A #MendorsPas quer "levar a cabo uma grande campanha de sensibilização", necessitando de fundos para "manter este assunto no espaço público e mediático" e "ajudar as vítimas a serem atendidas em estruturas adequadas".
"Temos grandes esperanças na missão governamental que está a ser levada a cabo pela deputada Sandrine Josso (do partido presidencial), que é também a madrinha da nossa associação, e que deverá apresentar um relatório ao gabinete do primeiro-ministro no fim de março ou início de abril", acrescentou.
A instabilidade política em França, com a constante queda do Governos durante o processo, não é algo que faça Caroline Darian perder a esperança na mobilização sobre o tema após o fim do processo.

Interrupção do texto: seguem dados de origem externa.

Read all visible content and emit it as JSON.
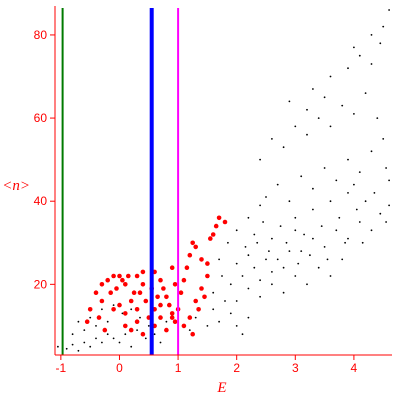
{
  "chart_data": {
    "type": "scatter",
    "title": "",
    "xlabel": "E",
    "ylabel": "<n>",
    "xlim": [
      -1.1,
      4.65
    ],
    "ylim": [
      3,
      86
    ],
    "x_ticks": [
      -1,
      0,
      1,
      2,
      3,
      4
    ],
    "y_ticks": [
      20,
      40,
      60,
      80
    ],
    "grid": false,
    "colors": {
      "axis": "#ff0000",
      "black_points": "#000000",
      "red_points": "#ff0000",
      "line_green": "#007a00",
      "line_blue": "#0000ff",
      "line_magenta": "#ff00ff"
    },
    "vertical_lines": [
      {
        "x": -0.97,
        "color": "#007a00",
        "width": "thin"
      },
      {
        "x": 0.55,
        "color": "#0000ff",
        "width": "thick"
      },
      {
        "x": 1.0,
        "color": "#ff00ff",
        "width": "thin"
      }
    ],
    "series": [
      {
        "color": "#000000",
        "marker": "small-dot",
        "points": [
          [
            -1.05,
            5
          ],
          [
            -0.9,
            4.5
          ],
          [
            -0.8,
            5.5
          ],
          [
            -0.7,
            4
          ],
          [
            -0.6,
            6
          ],
          [
            -0.5,
            5
          ],
          [
            -0.4,
            7
          ],
          [
            -0.3,
            6
          ],
          [
            -0.2,
            8
          ],
          [
            -0.1,
            7
          ],
          [
            -0.8,
            8
          ],
          [
            -0.6,
            9
          ],
          [
            -0.4,
            10
          ],
          [
            -0.2,
            11
          ],
          [
            0.0,
            6
          ],
          [
            0.1,
            8
          ],
          [
            0.2,
            5
          ],
          [
            0.3,
            9
          ],
          [
            0.45,
            7
          ],
          [
            0.5,
            10
          ],
          [
            -0.7,
            11
          ],
          [
            -0.5,
            12
          ],
          [
            -0.3,
            14
          ],
          [
            -0.1,
            15
          ],
          [
            0.05,
            13
          ],
          [
            0.2,
            14
          ],
          [
            0.35,
            12
          ],
          [
            0.6,
            8
          ],
          [
            0.7,
            6
          ],
          [
            0.8,
            11
          ],
          [
            1.2,
            9
          ],
          [
            1.3,
            12
          ],
          [
            1.5,
            10
          ],
          [
            1.6,
            14
          ],
          [
            1.7,
            11
          ],
          [
            1.8,
            16
          ],
          [
            1.9,
            13
          ],
          [
            2.0,
            10
          ],
          [
            2.1,
            8
          ],
          [
            2.2,
            12
          ],
          [
            1.6,
            18
          ],
          [
            1.75,
            22
          ],
          [
            1.9,
            20
          ],
          [
            2.0,
            25
          ],
          [
            2.1,
            22
          ],
          [
            2.2,
            27
          ],
          [
            2.3,
            24
          ],
          [
            2.4,
            21
          ],
          [
            2.5,
            26
          ],
          [
            2.6,
            23
          ],
          [
            1.7,
            26
          ],
          [
            1.85,
            30
          ],
          [
            2.0,
            33
          ],
          [
            2.15,
            29
          ],
          [
            2.3,
            32
          ],
          [
            2.45,
            35
          ],
          [
            2.6,
            31
          ],
          [
            2.75,
            34
          ],
          [
            2.9,
            28
          ],
          [
            3.0,
            33
          ],
          [
            2.0,
            16
          ],
          [
            2.2,
            19
          ],
          [
            2.4,
            17
          ],
          [
            2.6,
            20
          ],
          [
            2.8,
            18
          ],
          [
            3.0,
            22
          ],
          [
            3.2,
            20
          ],
          [
            3.4,
            24
          ],
          [
            3.6,
            22
          ],
          [
            3.8,
            26
          ],
          [
            2.7,
            26
          ],
          [
            2.85,
            30
          ],
          [
            3.0,
            36
          ],
          [
            3.15,
            32
          ],
          [
            3.3,
            38
          ],
          [
            3.45,
            34
          ],
          [
            3.6,
            40
          ],
          [
            3.75,
            36
          ],
          [
            3.9,
            42
          ],
          [
            4.05,
            38
          ],
          [
            3.1,
            28
          ],
          [
            3.3,
            31
          ],
          [
            3.5,
            29
          ],
          [
            3.7,
            33
          ],
          [
            3.9,
            31
          ],
          [
            4.1,
            35
          ],
          [
            4.3,
            33
          ],
          [
            4.45,
            37
          ],
          [
            4.55,
            35
          ],
          [
            4.6,
            39
          ],
          [
            2.5,
            41
          ],
          [
            2.7,
            44
          ],
          [
            2.9,
            40
          ],
          [
            3.1,
            46
          ],
          [
            3.3,
            43
          ],
          [
            3.5,
            48
          ],
          [
            3.7,
            45
          ],
          [
            3.9,
            50
          ],
          [
            4.1,
            47
          ],
          [
            4.3,
            52
          ],
          [
            2.4,
            50
          ],
          [
            2.6,
            55
          ],
          [
            2.8,
            53
          ],
          [
            3.0,
            58
          ],
          [
            3.2,
            56
          ],
          [
            3.4,
            60
          ],
          [
            3.6,
            58
          ],
          [
            3.8,
            63
          ],
          [
            4.0,
            61
          ],
          [
            4.2,
            66
          ],
          [
            3.3,
            67
          ],
          [
            3.6,
            70
          ],
          [
            3.9,
            72
          ],
          [
            4.1,
            75
          ],
          [
            4.3,
            73
          ],
          [
            4.45,
            78
          ],
          [
            4.5,
            82
          ],
          [
            4.6,
            86
          ],
          [
            4.3,
            80
          ],
          [
            4.0,
            77
          ],
          [
            2.9,
            64
          ],
          [
            3.2,
            62
          ],
          [
            3.5,
            65
          ],
          [
            4.4,
            60
          ],
          [
            4.5,
            55
          ],
          [
            4.55,
            48
          ],
          [
            4.6,
            45
          ],
          [
            4.35,
            42
          ],
          [
            4.2,
            40
          ],
          [
            4.0,
            44
          ],
          [
            2.2,
            36
          ],
          [
            2.4,
            39
          ],
          [
            2.35,
            30
          ],
          [
            2.55,
            28
          ],
          [
            2.8,
            24
          ],
          [
            3.05,
            25
          ],
          [
            3.25,
            27
          ],
          [
            3.55,
            26
          ],
          [
            3.85,
            30
          ],
          [
            4.15,
            30
          ]
        ]
      },
      {
        "color": "#ff0000",
        "marker": "large-dot",
        "points": [
          [
            -0.4,
            18
          ],
          [
            -0.3,
            20
          ],
          [
            -0.2,
            21
          ],
          [
            -0.1,
            22
          ],
          [
            0.0,
            22
          ],
          [
            0.05,
            21
          ],
          [
            0.1,
            20
          ],
          [
            -0.05,
            19
          ],
          [
            0.15,
            22
          ],
          [
            -0.15,
            18
          ],
          [
            -0.3,
            16
          ],
          [
            -0.1,
            14
          ],
          [
            0.0,
            15
          ],
          [
            0.1,
            13
          ],
          [
            0.2,
            16
          ],
          [
            0.3,
            14
          ],
          [
            0.35,
            18
          ],
          [
            0.4,
            20
          ],
          [
            0.45,
            16
          ],
          [
            0.5,
            12
          ],
          [
            0.3,
            22
          ],
          [
            0.4,
            23
          ],
          [
            0.6,
            23
          ],
          [
            0.7,
            21
          ],
          [
            0.75,
            19
          ],
          [
            0.8,
            17
          ],
          [
            0.85,
            15
          ],
          [
            0.9,
            13
          ],
          [
            0.95,
            11
          ],
          [
            0.6,
            14
          ],
          [
            0.1,
            10
          ],
          [
            0.2,
            9
          ],
          [
            0.3,
            11
          ],
          [
            0.4,
            8
          ],
          [
            0.6,
            10
          ],
          [
            0.7,
            12
          ],
          [
            0.8,
            9
          ],
          [
            0.9,
            12
          ],
          [
            1.0,
            14
          ],
          [
            1.1,
            10
          ],
          [
            1.05,
            18
          ],
          [
            1.1,
            21
          ],
          [
            1.15,
            24
          ],
          [
            1.2,
            27
          ],
          [
            1.25,
            30
          ],
          [
            1.3,
            29
          ],
          [
            1.4,
            26
          ],
          [
            1.5,
            25
          ],
          [
            1.55,
            31
          ],
          [
            1.6,
            32
          ],
          [
            1.3,
            16
          ],
          [
            1.35,
            14
          ],
          [
            1.4,
            19
          ],
          [
            1.45,
            17
          ],
          [
            1.5,
            22
          ],
          [
            1.65,
            34
          ],
          [
            1.7,
            36
          ],
          [
            1.8,
            35
          ],
          [
            0.9,
            24
          ],
          [
            0.95,
            20
          ],
          [
            -0.5,
            14
          ],
          [
            -0.55,
            11
          ],
          [
            -0.35,
            12
          ],
          [
            -0.25,
            9
          ],
          [
            0.25,
            18
          ],
          [
            0.55,
            19
          ],
          [
            0.65,
            17
          ],
          [
            0.7,
            15
          ],
          [
            1.2,
            12
          ],
          [
            1.25,
            8
          ]
        ]
      }
    ]
  }
}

"Espero que a cobertura mediática sirva também para encorajar as vítimas que sofreram mais ou menos a mesma coisa a divulgarem o seu próprio caso, não quero que se fique pelo julgamento de Gisèle e de Dominique", disse, referindo que este caso deu "coragem a centenas de mulheres".
"Gostaria de dizer às vítimas de hoje e de amanhã que devem investigar as suas dúvidas e não deixar essa sombra aos potenciais agressores", referiu, acrescentando que estas não devem esperar "demasiado tempo para se dirigirem às instalações corretas para recolherem uma amostra".
Já que em caso de dúvida as vítimas têm entre 48 a 72 horas para recolher provas, dependendo das substâncias utilizadas pelos agressores, depois disso há a recolha sequencial de amostras, como a análise de cabelo, que "ainda não é acessível ou sistemática".